Tuesday, 1 March 2016

Hard Luck (1921)

Hard Luck is a bit of an odd short for Buster.  Like some of his other midrange work (The Goat comes to mind,) its construction feels haphazard at times, but it has a host of topnotch gags and comic business.  That makes its quality hard to classify.  While it’s not up there with the greats like (for me) Neighborsor The Scarecrow, it’s way too funny to discount.

As the title suggests, Buster plays a down-on-his-luck fellow here.  Everything has been going wrong, and as a result, he’s decided to take matters into his own hands and off himself.  However, his luck isn’t any better when it comes to committing suicide than it is with anything else, and he’s continually thwarted in his efforts.  In time, though, he’s swept up in an adventure involving a beautiful girl who might just have renewed his will to live.

The main detractor here is the meandering plot.  There are four or five major sequences making up this short, and while I see the thin but plausible threads connecting each one, I don’t know why these particular sequences were put together in the first place.  There’s no real reason for a man hellbent on killing himself to end up on a fox hunt, for instance.  Hard Luck isn’t the only Buster short where the story jumps around, but it’s the one where it feels most noticeable to me.  I’m not sure why.  Maybe because the premise is laid out so clearly at the beginning, and it’s almost entirely dropped for at least half of the short?  At the same time, the failed-suicide-plots conceit wouldn’t have been enough to carry the whole short on its own – while darkly funny, it’s not a story in and of itself, so it definitely needed something more.

But although the short is rather a miss in terms of story, its comedy is first-rate.  All the suicide gags are grim but hilarious, from Buster’s “goodbye, cruel world” blown-kiss farewell in his aborted hanging attempt to the sheer refusal of any vehicle to run him over.  Naturally, it’s not until he’s prepared to live that he finds himself in any real danger – he nearly blows himself with his own campfire, and who but Buster could accidentally tied themselves to a bear?  Disaster-prone doesn’t begin to cover it.  And really, the gags are fantastic throughout, even in sequences that feel extraneously to the story.  I’ve mentioned before how much I love the recurring gag of Buster trying to mount his much-too-big horse with faulty stirrups (the fact that he keeps coming up with new ways to mount after he’s already found a method that works is so, so Buster,) and the scene where he somersaults through a window just in time to receive a cup of tea is as funny as it is precisely-executed.  The short’s ending gag is most of Buster’s most famous, perhaps in part because it was thought lost for a number of years.  In Kino Video’s boxed set of Buster’s independent shorts and features, intertitles explain the missing gag and offer a surviving photo for a visual, but the scene has since been recovered and can be found online.

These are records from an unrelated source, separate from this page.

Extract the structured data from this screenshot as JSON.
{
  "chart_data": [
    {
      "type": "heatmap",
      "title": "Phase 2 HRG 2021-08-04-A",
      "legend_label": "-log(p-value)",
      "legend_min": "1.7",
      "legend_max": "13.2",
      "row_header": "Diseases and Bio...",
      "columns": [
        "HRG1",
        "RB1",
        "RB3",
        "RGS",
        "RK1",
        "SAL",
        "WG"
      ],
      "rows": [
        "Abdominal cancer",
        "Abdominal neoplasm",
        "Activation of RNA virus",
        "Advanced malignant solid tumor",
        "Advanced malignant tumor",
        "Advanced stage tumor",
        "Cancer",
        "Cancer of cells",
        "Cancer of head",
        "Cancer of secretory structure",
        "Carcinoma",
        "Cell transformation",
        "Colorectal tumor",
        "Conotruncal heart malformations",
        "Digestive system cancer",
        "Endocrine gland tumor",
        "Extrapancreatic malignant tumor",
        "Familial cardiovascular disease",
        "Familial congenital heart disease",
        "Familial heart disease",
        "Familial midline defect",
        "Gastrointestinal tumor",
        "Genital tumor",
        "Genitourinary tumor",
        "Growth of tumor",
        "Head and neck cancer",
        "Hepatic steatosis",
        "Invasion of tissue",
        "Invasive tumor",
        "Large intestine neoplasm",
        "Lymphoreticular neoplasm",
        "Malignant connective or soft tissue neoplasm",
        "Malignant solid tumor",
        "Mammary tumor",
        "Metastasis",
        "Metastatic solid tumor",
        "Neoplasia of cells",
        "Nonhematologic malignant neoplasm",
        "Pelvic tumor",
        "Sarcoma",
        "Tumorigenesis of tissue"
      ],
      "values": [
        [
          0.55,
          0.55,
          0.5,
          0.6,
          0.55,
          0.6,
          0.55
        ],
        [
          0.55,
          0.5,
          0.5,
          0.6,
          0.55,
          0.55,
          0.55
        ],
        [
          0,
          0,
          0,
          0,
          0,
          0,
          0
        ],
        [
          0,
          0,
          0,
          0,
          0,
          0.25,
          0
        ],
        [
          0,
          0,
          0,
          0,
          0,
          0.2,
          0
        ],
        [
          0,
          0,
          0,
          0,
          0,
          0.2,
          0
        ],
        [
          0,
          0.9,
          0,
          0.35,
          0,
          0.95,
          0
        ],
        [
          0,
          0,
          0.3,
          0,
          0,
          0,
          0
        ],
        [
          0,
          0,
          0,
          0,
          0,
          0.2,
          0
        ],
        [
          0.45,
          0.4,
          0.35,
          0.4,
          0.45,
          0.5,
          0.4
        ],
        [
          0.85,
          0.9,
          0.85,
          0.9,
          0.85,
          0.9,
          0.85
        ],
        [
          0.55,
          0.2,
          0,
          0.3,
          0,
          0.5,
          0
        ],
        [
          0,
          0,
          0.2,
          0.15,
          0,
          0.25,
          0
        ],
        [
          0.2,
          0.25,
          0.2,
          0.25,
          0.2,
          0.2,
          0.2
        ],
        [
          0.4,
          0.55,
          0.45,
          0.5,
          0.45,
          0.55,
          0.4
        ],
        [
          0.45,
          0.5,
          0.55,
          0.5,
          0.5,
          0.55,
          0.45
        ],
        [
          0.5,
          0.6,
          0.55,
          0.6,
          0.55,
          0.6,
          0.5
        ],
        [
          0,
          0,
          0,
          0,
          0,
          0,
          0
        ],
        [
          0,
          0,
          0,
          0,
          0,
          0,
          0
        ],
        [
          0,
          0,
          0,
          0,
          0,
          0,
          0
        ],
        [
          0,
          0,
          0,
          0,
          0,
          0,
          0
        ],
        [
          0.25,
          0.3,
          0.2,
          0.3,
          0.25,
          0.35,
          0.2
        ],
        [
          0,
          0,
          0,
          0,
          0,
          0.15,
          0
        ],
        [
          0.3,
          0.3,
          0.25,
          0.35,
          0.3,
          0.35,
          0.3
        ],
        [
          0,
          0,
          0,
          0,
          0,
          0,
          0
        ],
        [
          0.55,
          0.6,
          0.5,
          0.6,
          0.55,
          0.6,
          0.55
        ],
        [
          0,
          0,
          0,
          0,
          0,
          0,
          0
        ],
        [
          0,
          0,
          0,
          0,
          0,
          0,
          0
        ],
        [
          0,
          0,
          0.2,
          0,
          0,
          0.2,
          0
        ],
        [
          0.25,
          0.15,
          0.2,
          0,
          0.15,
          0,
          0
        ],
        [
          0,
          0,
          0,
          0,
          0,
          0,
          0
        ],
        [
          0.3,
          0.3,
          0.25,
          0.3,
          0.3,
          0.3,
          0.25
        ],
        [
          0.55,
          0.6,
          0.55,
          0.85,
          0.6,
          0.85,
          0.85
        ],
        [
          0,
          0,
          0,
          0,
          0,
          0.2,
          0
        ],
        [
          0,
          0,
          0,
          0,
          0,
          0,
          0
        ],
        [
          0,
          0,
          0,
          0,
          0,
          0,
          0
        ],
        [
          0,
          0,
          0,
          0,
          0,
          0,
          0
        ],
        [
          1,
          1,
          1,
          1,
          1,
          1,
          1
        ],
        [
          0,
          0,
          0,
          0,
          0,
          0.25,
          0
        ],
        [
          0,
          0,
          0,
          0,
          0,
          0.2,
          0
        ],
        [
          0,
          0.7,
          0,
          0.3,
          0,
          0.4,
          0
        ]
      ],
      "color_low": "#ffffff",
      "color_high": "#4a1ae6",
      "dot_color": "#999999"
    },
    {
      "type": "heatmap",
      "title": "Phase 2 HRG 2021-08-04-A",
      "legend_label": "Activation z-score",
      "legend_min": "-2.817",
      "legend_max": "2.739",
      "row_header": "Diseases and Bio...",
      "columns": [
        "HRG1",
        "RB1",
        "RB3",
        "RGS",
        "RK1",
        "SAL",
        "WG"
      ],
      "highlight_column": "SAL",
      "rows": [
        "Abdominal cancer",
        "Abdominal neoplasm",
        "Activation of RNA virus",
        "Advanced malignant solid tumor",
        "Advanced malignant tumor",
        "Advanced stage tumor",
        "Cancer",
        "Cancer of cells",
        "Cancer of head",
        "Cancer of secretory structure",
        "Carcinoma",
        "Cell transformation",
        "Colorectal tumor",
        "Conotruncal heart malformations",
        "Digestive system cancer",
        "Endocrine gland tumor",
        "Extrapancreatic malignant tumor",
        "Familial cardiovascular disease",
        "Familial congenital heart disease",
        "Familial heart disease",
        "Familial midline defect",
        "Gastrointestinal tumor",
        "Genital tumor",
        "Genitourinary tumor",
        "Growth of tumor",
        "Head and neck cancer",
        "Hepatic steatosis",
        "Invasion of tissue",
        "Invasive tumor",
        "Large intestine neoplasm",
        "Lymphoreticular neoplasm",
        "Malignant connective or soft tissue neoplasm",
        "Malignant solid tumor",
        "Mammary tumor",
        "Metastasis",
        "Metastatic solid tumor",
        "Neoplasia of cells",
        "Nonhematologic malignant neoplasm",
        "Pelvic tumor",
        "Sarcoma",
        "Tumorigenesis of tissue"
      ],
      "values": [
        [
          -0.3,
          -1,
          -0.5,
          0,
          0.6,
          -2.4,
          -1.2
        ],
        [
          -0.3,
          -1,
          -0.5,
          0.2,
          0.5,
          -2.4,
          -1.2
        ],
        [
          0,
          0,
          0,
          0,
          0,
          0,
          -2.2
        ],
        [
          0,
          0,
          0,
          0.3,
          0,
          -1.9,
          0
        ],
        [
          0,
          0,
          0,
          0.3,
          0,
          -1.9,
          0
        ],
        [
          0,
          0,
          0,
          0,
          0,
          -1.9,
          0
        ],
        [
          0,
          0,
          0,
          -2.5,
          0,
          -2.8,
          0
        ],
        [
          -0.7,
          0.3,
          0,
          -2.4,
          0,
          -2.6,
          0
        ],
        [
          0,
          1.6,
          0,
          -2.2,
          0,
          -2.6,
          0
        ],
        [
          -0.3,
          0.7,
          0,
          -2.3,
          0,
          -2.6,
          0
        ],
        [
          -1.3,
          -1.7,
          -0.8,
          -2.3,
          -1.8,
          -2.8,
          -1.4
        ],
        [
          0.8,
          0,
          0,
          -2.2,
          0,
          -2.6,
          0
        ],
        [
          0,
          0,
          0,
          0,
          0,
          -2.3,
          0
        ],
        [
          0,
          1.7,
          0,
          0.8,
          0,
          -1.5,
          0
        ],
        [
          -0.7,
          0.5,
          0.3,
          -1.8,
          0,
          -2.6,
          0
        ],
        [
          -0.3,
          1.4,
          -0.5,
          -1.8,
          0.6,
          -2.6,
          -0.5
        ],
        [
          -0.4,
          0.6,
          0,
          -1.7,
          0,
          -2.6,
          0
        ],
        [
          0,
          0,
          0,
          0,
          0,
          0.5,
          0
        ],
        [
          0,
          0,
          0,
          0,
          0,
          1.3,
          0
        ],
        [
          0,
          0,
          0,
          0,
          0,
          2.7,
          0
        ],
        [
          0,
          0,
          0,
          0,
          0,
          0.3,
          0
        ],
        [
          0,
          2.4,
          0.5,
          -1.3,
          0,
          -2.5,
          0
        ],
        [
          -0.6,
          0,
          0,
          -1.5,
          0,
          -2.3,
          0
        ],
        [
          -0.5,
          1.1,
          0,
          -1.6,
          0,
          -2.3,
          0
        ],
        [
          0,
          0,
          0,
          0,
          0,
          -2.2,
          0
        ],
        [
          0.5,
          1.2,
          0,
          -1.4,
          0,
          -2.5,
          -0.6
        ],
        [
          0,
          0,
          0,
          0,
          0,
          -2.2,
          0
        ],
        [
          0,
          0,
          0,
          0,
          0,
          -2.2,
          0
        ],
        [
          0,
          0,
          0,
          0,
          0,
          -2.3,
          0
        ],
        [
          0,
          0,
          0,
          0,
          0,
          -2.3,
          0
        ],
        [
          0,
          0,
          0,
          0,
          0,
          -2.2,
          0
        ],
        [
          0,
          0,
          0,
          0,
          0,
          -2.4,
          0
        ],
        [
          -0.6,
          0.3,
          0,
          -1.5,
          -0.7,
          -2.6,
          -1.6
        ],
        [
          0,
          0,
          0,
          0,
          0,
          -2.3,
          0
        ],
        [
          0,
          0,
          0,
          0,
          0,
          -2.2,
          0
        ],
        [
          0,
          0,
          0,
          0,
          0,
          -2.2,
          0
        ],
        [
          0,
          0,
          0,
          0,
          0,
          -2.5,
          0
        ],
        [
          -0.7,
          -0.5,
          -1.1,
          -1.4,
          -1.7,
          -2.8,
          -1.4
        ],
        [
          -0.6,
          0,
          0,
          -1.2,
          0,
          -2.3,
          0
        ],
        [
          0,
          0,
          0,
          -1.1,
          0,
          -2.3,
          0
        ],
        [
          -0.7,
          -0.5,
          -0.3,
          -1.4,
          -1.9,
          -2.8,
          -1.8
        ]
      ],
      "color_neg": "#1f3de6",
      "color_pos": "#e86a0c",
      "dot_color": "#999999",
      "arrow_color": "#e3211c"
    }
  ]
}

The short also features – who else? – Big Joe Roberts and Virgina Fox.  Roberts’s outlaw villain here is just shy of a mustache-twirler, and it’s the first role that usually comes to mind when I think of his work with Buster.  And Virginia Fox as the latest “girl” actually gets a bit of physical comedy.  It makes me smile when she tumbles headfirst over the back of the couch.

Warnings

Slapstick violence and gunplay, plus an implied lecherous rogue of a villain.